Sometimes bold action is required to correct years of ineffectual, destructive policies responsible for a crisis that was mere months away from destroying the country as we knew it.
Then-President Trump understood the severity of the border crisis Barack Obama left him with after years of open border policies, which brought violent crime, drug cartels, and human trafficking.
Trump and members of his administration discussed bold ways to try to secure the southern border before being persuaded not to pursue them by some of the more “experienced” D.C. careerists he placed in his employ.
As recently as spring of 2020, Trump’s Department of Homeland Security and top military officers considered sending as many as 250,000 troops to the US-Mexico border.
Trump also suggested that the military send troops into Mexico to hunt down drug cartels — similar to American commandos tracking and killing terrorists in Afghanistan or Pakistan — but relented after aides said that many countries would see the move as an act of war against a close ally and the U.S.’s biggest trading partner.
Trump understood that securing the U.S.-Mexico border situation was so important, especially during the COVID-19 pandemic, he tried to think out of the box.
The enormous troops presence at the border would have involved a sixth of all American forces.
Such a move would have been the largest use of the military inside the U.S. since the Civil War, but such a crisis within the United States border hasn’t occurred since the Civil War either.
Harrowing problems require bold solutions, regardless of political correctness.
Stephen Miller, architect of Trump’s immigration agenda, had urged DHS to devise a plan for the number of troops that would be needed to seal the entire 2,000-mile southern border.

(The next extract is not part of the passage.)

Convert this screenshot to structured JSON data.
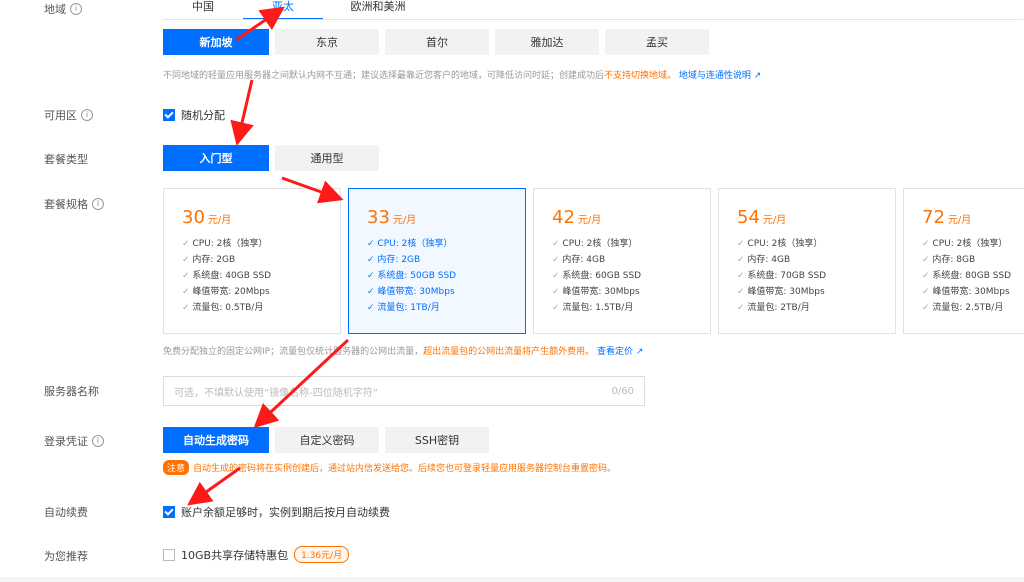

The idea was relayed to officials at the Defense Department’s Northern Command, which is responsible for all military operations in the U.S. and on its borders.
The newspaper, citing officials, said the idea never was presented formally to Trump for approval, though it was discussed in meetings at the White House.
Then-Defense Secretary Mark Esper (why he was ever nominated remains a question) expressed total outrage by Trump and Miller’s plan. Soon after, he turned on his former boss and publicly spoke out against the Trump administration. He resented that Homeland Security officials looked him over, taking the military idea directly to Northern Command.
Stephen Miller and Mark Esper reportedly engaged in a heated Oval Office exchange, with Trump present. The feud resulted in a breakdown of the plan, which was obviously never executed.
Biden, however, would never even consider bold action to correct the border mess his administration has made.